If you want to see what a digital mob looks like, try following a Twitter hash tag as an emotional event occurs.
This week, I followed the hash tag #gosnell when word broke that the jury was about to return a verdict in a sensational trial after several days of deliberations. Kermit Gosnell, a doctor in Philadelphia who had operated an abortion clinic accurately described as a house of horrors, was accused of brutally killing babies who had been delivered alive. The jury found him guilty on multiple charges; a hasty plea deal resulted in consecutive life sentences.
The damburst of tweets began immediately after the announcement that the jury had reached a verdict. The tweets appeared and ran down the timeline so quickly I could barely make out the words. In the hour that passed before the verdict became known, the flow of tweets accelerated as comments incited others to comment, in a cascading effect. Given the nature of the accusations and the disgusting details that had been made public during the trial, it’s no surprise that many of the comments were harsh in the extreme, demanding retribution. As soon as one reporter announced a summary of the verdict—guilty on three first degree murder charges—the detail was echoed in thousands of tweets per minute.

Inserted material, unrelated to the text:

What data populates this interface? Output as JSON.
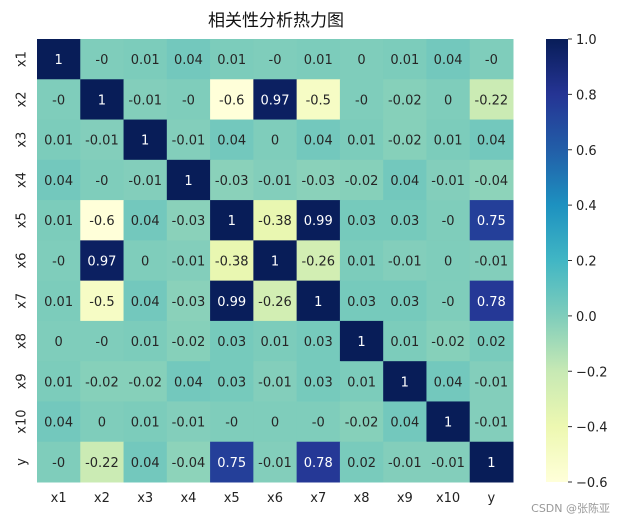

I also followed the hash tag #bosma when it was announced that an arrest had been made in the case of the disappearance of Tim Bosma, a young Canadian man who had fallen among thieves. The flow, proportionally slower than the Gosnell flow, still ran at a fast pace for hours.
What was the experience like?
- At the peak of the flow, my eye could make out only random words from a message as it slipped down the page; because of the density of messages, the random words built of coherent picture of the prevailing sentiment.
- The topic could shift and reorient like a flock of swallows; as soon as a fact or rumour was reported, the follow-up tweets absorbed and built on it.
- Twitter was ahead of the main news outlets by several minutes; presumably, the process of verifying information and composing readable dispatches accounts for the difference in timing.
- The tweets on these occasions were expressions of emotions, not eye-witness accounts of unfolding events, so they contributed very little to the understanding of the events.
In both cases, Twitter’s main strength—immediacy—was negated by the sheer volume of tweets. So many people commented that no one could read the messages as they sped by; it would take a software solution to count and categorize the sentiments and expose the various threads of argument and commentary.
Given the nature of the events being commented upon, it shouldn’t be surprising that the nasty comments demanding retribution were the most prominent. Comparatively few spoke of mercy for the accused. The flow of tweets has been likened to a fire hose; in this case, it would have taken a fire hose to wash away to stain of anger and nastiness that spread with the succession of comments.